Sumeya Ahmad flog ebenfalls mit. Sie und Basma kennen einander seit eh und je. Es ist bereits ihre dritte Pilgerreise. "Das erste Mal machte ich die Hadsch für mich, das zweite Mal für meinen verstorbenen Vater und heuer für meine verstorbene Mutter", sagt Sumeya. Es ist den Muslimen erlaubt, die Hadsch für verstorbene Eltern zu absolvieren. "Das erste Mal im Jahr 2005 war für mich sehr anstrengend, denn unser Hotel war ziemlich weit weg von der Kaaba entfernt, eine Autostunde bei gutem Verkehr", erinnert sich Sumeya.

Die beiden Freundinnen haben eine ungewöhnliche Entscheidung getroffen: Sie haben beschlossen, mit einer bosnischen Gruppe auf die Pilgerreise zu fliegen. Der Reiseführer dieser Gruppe, Ishak Ahmetovic, ist seit zwei Jahrzehnten im Geschäft und hat einen guten Ruf als Organisator. Für die beiden Damen war zweierlei ausschlaggebend. Erstens sein geografisches Wissen über die Städte. "Bei den großen Menschenmengen ist es wichtig zu wissen, wie man am schnellsten von A nach B kommt", sagt Basma. Der zweite Grund ist das Hotel, in dem Reiseorganisator Ishak Ahmetovic seine Reisegruppe unterbringt. Diese befindet sich quasi gegenüber der Al-Haram-Moschee. Dass es das Fünf-Sterne-Hilton-Hotel ist, ist nur ein glücklicher, wenn auch teurer Zufall.

Basma und Sumeya sind bereits in der ersten Oktoberwoche nach Mekka geflogen. Die ersten paar Tage haben sie mit Sightseeing verbracht und historisch bedeutsame Orte besucht. Und sie hatten sich vorgenommen, so viel Zeit wie möglich in der heiligen Moschee und vor der Kaaba zu verbringen.

Auch das Opferfest, das wichtigste Fest der Muslime, verbrachten sie in Saudi-Arabien. Das Fest markiert jedes Jahr den Höhepunkt der Pilgerreise.
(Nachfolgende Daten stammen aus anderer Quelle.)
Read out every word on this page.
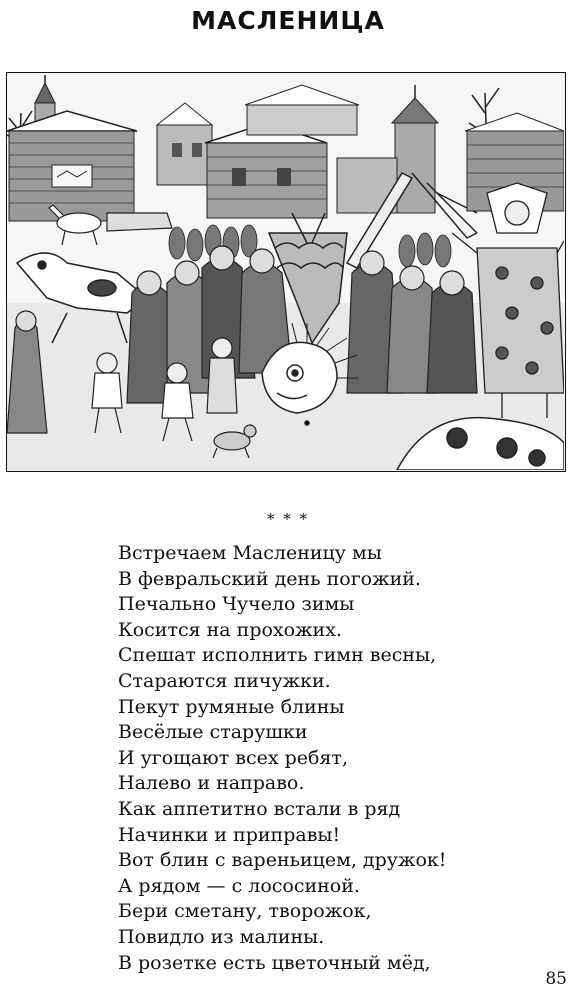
МАСЛЕНИЦА
* * *
Встречаем Масленицу мы
В февральский день погожий.
Печально Чучело зимы
Косится на прохожих.
Спешат исполнить гимн весны,
Стараются пичужки.
Пекут румяные блины
Весёлые старушки
И угощают всех ребят,
Налево и направо.
Как аппетитно встали в ряд
Начинки и приправы!
Вот блин с вареньицем, дружок!
А рядом — с лососиной.
Бери сметану, творожок,
Повидло из малины.
В розетке есть цветочный мёд,
85
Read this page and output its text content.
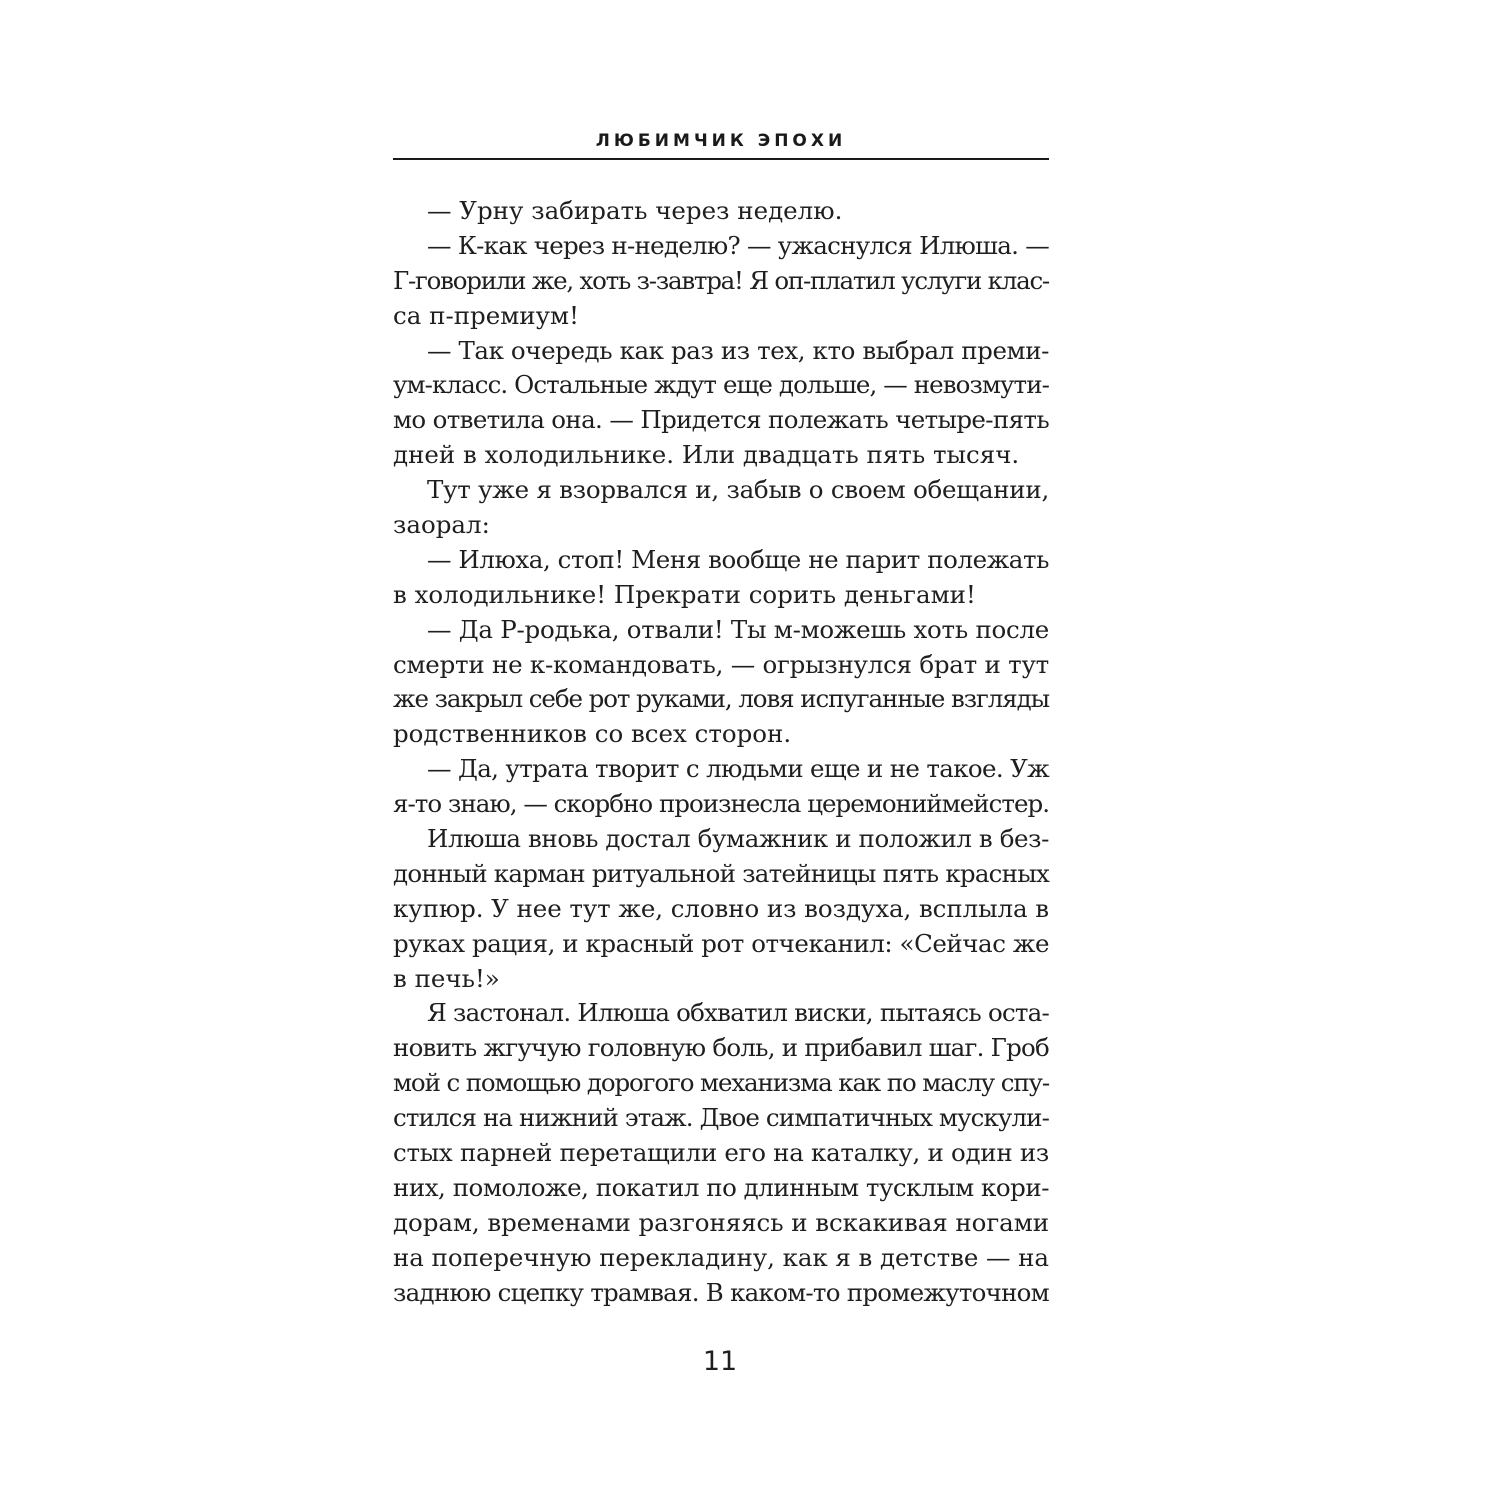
ЛЮБИМЧИК ЭПОХИ
— Урну забирать через неделю.
— К-как через н-неделю? — ужаснулся Илюша. —
Г-говорили же, хоть з-завтра! Я оп-платил услуги клас-
са п-премиум!
— Так очередь как раз из тех, кто выбрал преми-
ум-класс. Остальные ждут еще дольше, — невозмути-
мо ответила она. — Придется полежать четыре-пять
дней в холодильнике. Или двадцать пять тысяч.
Тут уже я взорвался и, забыв о своем обещании,
заорал:
— Илюха, стоп! Меня вообще не парит полежать
в холодильнике! Прекрати сорить деньгами!
— Да Р-родька, отвали! Ты м-можешь хоть после
смерти не к-командовать, — огрызнулся брат и тут
же закрыл себе рот руками, ловя испуганные взгляды
родственников со всех сторон.
— Да, утрата творит с людьми еще и не такое. Уж
я-то знаю, — скорбно произнесла церемониймейстер.
Илюша вновь достал бумажник и положил в без-
донный карман ритуальной затейницы пять красных
купюр. У нее тут же, словно из воздуха, всплыла в
руках рация, и красный рот отчеканил: «Сейчас же
в печь!»
Я застонал. Илюша обхватил виски, пытаясь оста-
новить жгучую головную боль, и прибавил шаг. Гроб
мой с помощью дорогого механизма как по маслу спу-
стился на нижний этаж. Двое симпатичных мускули-
стых парней перетащили его на каталку, и один из
них, помоложе, покатил по длинным тусклым кори-
дорам, временами разгоняясь и вскакивая ногами
на поперечную перекладину, как я в детстве — на
заднюю сцепку трамвая. В каком-то промежуточном
11
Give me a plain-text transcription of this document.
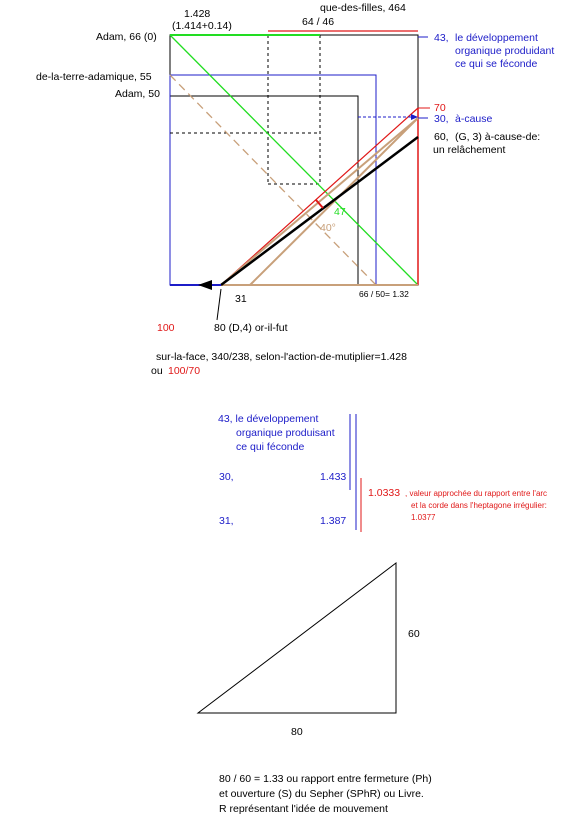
Adam, 66 (0)
1.428
(1.414+0.14)
que-des-filles, 464
64 / 46
de-la-terre-adamique, 55
Adam, 50
43, le développement
organique produidant
ce qui se féconde
70
30, à-cause
60, (G, 3) à-cause-de:
un relâchement
47
40°
31	66 / 50= 1.32
100	80 (D,4) or-il-fut
sur-la-face, 340/238, selon-l'action-de-mutiplier=1.428
ou 100/70
43, le développement
organique produisant
ce qui féconde
30,	1.433
31,	1.387
1.0333 , valeur approchée du rapport entre l'arc
et la corde dans l'heptagone irrégulier:
1.0377
60
80
80 / 60 = 1.33 ou rapport entre fermeture (Ph)
et ouverture (S) du Sepher (SPhR) ou Livre.
R représentant l'idée de mouvement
Davor statteten die beiden Freundinnen aber noch dem Arafat-Berg einen Besuch ab. Und am Tag nach dem Opferfest vollendeten sie den Tawaf, die siebenmalige Umrundung der Kaaba gegen den Uhrzeigersinn.

1000 Euro "Taschengeld" ist nicht zu viel

Nach Abschluss der Hadsch starteten Basma und Sumeya schließlich ihre Shoppingtour. Die Tradition verlangt es sogar, dass jeder Pilger für alle seine Familienmitglieder und enge Freunde eine Kleinigkeit kauft. Darum raten Personen, die die Hadsch schon einmal absolviert haben, ein Taschengeld von bis zu 1000 Euro mitzunehmen.